Wird der Zeitplan eingehalten, dann soll das Projekt zur Renaturierung der Bucht 2015 abgeschlossen sein. Die Kosten wurden zu Beginn auf rund 164 Millionen Euro geschätzt, zu tragen vom französischen Staat, der EU und den Regionen Normandie und Bretagne. Dabei dürfte es freilich nicht bleiben. Einen Teil bringen auch die privaten Investoren auf, die hoffen, durch Gewinne aus dem Betrieb von Parkplatz und Pendelbusverkehr entlohnt zu werden.



Der erste Schritt war seit Ende 2005 die Errichtung einer Stauanlage am Flüsschen Couesnon, der beim Mont Saint-Michel in den Ärmelkanal fließt; diese Etappe wurde 2009 abgeschlossen. Die neue Stauanlage dient auch als Info- und Aussichtsplattform auf die Bucht und den Klosterberg. Schon seit ihrer Eröffnung ist sie ein beliebter Stopp für Fotografen.

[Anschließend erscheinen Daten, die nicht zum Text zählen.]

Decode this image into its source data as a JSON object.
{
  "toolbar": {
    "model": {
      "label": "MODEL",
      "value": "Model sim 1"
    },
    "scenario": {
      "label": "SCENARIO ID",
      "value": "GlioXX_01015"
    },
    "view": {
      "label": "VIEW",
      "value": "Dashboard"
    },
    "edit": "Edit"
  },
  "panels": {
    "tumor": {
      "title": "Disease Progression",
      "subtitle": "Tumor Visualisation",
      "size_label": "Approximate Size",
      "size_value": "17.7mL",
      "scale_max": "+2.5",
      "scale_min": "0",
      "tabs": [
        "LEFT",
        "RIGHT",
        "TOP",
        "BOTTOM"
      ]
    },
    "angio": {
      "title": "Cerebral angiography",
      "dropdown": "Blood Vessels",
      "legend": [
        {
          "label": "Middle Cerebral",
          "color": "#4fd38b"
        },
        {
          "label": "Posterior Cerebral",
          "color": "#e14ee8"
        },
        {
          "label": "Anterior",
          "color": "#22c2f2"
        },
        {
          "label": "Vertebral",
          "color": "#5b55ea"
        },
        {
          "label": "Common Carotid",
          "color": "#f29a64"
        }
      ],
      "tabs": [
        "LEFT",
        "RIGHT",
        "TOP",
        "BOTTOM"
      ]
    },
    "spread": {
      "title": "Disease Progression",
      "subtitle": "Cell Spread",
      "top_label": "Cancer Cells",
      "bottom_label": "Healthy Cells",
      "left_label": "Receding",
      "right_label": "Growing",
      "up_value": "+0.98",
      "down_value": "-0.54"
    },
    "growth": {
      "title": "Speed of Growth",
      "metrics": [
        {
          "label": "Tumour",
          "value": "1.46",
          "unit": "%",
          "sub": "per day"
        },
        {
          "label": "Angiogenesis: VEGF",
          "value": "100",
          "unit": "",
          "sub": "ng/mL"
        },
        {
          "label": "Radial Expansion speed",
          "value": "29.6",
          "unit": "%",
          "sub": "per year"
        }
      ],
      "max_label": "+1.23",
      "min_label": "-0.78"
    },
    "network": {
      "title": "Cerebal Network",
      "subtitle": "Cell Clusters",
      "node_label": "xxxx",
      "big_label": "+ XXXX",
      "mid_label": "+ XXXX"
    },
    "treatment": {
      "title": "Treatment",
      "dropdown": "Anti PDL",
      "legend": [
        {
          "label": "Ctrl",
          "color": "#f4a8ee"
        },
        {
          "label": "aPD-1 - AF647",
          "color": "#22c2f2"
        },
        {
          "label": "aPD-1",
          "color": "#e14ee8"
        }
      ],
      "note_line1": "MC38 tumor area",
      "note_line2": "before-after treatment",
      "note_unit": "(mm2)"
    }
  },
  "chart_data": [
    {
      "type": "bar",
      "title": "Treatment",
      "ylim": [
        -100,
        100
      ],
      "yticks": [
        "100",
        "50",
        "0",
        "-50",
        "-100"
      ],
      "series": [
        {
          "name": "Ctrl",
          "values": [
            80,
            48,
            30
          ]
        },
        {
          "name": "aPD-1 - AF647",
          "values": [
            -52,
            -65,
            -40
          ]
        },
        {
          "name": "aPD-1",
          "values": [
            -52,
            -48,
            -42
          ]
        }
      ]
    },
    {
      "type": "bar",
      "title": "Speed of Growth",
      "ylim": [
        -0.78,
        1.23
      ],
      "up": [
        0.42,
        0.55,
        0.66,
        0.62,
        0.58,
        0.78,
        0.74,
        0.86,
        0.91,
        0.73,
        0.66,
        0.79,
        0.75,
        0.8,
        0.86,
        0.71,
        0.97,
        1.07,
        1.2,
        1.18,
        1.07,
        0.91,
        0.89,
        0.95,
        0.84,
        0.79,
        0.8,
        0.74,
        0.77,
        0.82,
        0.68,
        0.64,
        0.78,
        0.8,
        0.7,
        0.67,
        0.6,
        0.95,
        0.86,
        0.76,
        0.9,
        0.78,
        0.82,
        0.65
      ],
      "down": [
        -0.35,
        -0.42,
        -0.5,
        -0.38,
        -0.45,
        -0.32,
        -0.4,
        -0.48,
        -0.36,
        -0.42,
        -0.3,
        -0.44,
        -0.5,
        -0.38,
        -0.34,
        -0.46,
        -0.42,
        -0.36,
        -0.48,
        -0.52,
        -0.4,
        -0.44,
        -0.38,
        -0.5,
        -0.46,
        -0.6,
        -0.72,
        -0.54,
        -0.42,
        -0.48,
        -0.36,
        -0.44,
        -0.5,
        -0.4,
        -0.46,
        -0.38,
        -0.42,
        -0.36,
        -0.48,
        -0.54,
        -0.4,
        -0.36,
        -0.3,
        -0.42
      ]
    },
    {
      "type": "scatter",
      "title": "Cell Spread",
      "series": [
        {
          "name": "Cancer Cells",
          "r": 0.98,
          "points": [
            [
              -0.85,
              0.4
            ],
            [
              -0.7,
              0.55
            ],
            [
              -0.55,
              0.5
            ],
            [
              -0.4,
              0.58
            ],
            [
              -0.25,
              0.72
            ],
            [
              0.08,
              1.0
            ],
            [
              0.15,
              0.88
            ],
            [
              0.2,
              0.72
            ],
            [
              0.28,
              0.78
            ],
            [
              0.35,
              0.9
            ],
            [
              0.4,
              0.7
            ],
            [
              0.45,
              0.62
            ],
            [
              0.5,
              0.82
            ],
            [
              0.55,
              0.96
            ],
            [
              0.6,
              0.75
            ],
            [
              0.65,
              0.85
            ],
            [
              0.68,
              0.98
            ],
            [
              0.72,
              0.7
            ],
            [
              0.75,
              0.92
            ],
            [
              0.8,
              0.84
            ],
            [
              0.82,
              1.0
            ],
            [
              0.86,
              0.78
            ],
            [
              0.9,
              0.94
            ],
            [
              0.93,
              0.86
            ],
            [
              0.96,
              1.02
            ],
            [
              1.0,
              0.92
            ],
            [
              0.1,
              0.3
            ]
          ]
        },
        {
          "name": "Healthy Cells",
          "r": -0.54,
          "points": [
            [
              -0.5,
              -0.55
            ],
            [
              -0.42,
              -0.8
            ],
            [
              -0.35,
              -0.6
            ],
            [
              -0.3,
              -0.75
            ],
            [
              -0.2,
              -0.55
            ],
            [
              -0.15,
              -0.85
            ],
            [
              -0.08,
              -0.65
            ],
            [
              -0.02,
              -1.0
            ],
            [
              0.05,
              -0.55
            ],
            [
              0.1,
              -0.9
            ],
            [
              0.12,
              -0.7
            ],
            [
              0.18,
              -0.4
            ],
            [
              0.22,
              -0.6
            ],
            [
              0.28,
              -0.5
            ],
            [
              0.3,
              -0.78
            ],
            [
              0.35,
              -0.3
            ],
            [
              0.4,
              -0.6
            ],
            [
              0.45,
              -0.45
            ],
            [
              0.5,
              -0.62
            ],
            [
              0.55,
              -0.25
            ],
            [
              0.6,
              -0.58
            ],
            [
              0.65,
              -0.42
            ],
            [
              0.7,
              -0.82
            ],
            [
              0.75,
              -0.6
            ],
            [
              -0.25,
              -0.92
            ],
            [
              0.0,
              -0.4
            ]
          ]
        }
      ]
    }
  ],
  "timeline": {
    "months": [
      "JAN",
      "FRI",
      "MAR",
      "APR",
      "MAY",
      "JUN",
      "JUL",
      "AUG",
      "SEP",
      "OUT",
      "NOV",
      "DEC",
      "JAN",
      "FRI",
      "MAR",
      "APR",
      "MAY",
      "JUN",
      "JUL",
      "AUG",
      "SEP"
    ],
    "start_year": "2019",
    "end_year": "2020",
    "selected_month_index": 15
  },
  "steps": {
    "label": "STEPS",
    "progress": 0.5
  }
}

Die Stauanlage, die 2010 den französischen Ingenieurpreis erhielt, ist ein Kernelement des Projekts. Mit Hochdruck wird der Sand allein durch die Wasserkraft des Flusses aus der Bucht geschwemmt. 2013 soll es an die Bauarbeiten der neuen Brücke gehen, ehe dann im Jahr darauf der massive Straßendamm abgetragen wird. Das geschieht allerdings erst nach Fertigstellung der Brücke, damit der Klosterberg während der gesamten Zeit der Bauarbeiten zugänglich bleibt.



Experten gehen davon aus, dass binnen zehn Jahren 80 Prozent der Sedimente auf diese Weise verschwinden. Langfristig würde sich der Wasserstand in der Bucht so um rund 70 Zentimeter erhöhen: Der Mont Saint-Michel, so die Hoffnung, wäre wieder eine richtige Insel.